The phone box in Colpy which is now housing a new defibrillator. Greg Manning who restored the phone box with the new device.
Picture by Colin Rennie
The phone box in Colpy which is now housing a new defibrillator. Greg Manning who restored the phone box with the new device. Picture by Colin Rennie

A small rural community in Aberdeenshire could be the first to benefit from a potentially life-saving road sign.

The unused red telephone box in Colpy has recently been refurbished and fitted out with a new defibrillator, following months of fundraising and “hard slog” from one community-minded resident, Greg Manning.

And now, transport bosses are considering installing a ‘yet to be designed’ defibrillator sign to replace the redundant telephone sign, which is currently on the main A96 Aberdeen to Huntly trunk road.

The sign has been covered over and no longer offers directions to the nearest public telephone.

However, Mr Manning has been asking for it to be replaced for “months” and welcomed the news the plan was now being considered.

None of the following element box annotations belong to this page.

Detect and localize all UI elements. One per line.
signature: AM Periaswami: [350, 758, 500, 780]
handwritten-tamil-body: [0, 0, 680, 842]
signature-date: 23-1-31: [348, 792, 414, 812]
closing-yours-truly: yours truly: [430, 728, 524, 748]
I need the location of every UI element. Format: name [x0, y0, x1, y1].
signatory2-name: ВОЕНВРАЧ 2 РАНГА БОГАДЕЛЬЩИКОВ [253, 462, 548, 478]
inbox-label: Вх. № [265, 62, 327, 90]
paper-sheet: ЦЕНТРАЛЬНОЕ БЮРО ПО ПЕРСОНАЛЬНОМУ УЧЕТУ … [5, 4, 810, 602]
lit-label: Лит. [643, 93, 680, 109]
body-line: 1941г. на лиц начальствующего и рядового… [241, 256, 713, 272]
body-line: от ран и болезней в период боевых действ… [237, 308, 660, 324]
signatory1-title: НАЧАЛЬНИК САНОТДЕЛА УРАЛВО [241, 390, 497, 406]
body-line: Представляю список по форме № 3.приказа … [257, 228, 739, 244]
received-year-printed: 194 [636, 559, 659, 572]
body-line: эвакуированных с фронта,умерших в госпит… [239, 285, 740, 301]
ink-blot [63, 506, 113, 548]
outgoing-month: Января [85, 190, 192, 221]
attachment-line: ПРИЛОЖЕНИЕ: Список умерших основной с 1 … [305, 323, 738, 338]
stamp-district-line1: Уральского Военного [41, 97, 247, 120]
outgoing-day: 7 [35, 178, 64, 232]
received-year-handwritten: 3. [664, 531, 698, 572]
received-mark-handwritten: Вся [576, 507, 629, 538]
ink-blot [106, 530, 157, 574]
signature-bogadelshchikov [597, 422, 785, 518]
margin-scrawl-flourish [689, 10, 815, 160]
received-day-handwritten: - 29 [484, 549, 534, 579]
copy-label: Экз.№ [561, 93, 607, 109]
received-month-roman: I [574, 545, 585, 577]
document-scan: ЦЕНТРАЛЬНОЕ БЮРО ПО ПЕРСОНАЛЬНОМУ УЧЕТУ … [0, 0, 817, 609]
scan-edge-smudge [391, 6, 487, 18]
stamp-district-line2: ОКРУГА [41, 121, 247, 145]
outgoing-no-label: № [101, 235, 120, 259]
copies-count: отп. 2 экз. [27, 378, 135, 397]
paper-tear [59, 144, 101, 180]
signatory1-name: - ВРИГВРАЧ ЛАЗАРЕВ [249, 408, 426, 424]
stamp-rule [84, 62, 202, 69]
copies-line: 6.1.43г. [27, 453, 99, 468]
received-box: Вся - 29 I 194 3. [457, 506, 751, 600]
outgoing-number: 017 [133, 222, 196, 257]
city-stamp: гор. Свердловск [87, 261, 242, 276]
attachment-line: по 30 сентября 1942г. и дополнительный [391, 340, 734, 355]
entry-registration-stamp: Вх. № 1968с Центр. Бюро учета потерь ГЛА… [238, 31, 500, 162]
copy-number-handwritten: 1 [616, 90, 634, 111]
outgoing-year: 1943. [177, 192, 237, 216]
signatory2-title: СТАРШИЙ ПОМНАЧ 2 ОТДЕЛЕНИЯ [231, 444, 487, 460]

He said: “I brought it to the attention of Transport Scotland back in February and they then covered over the phone icon on the sign.

“So I extremely pleased they are considering updating it to reflect what is now inside the telephone box.

“It is mainly for people who could fall ill at one of the nearby tourist attractions or even people passing by on the road.

“Kellockbank and Morgan McVeighs are looking at getting their staff trained up and I have signage on order to tell people where the nearest defibrillator is.”

The life-saving equipment is registered with the Scottish Ambulance service and an operating code would be given out to anyone phoning them in an emergency.

Mr Manning single-handedly stripped down the iconic amenity and spent “too long” dealing with the bureaucracy of setting up an electricity supply to the equipment.

He added: “It was a very steep learning curve. I’m not sure why no-one has published a guide to help communities with the ins and outs of installing these things. It has been very problematic.

“I had no idea I needed to register it with the ambulance service, for example. ”

There is currently no authorised traffic sign for a defibrillator, but last night a Transport Scotland spokesman confirmed they would now be looking into “available options”.

He said: “The Minister for Transport is considering proposals for trunk road signage on the A96 to the defibrillator in Colpy, Aberdeenshire.

“We will continue to keep the community council informed.”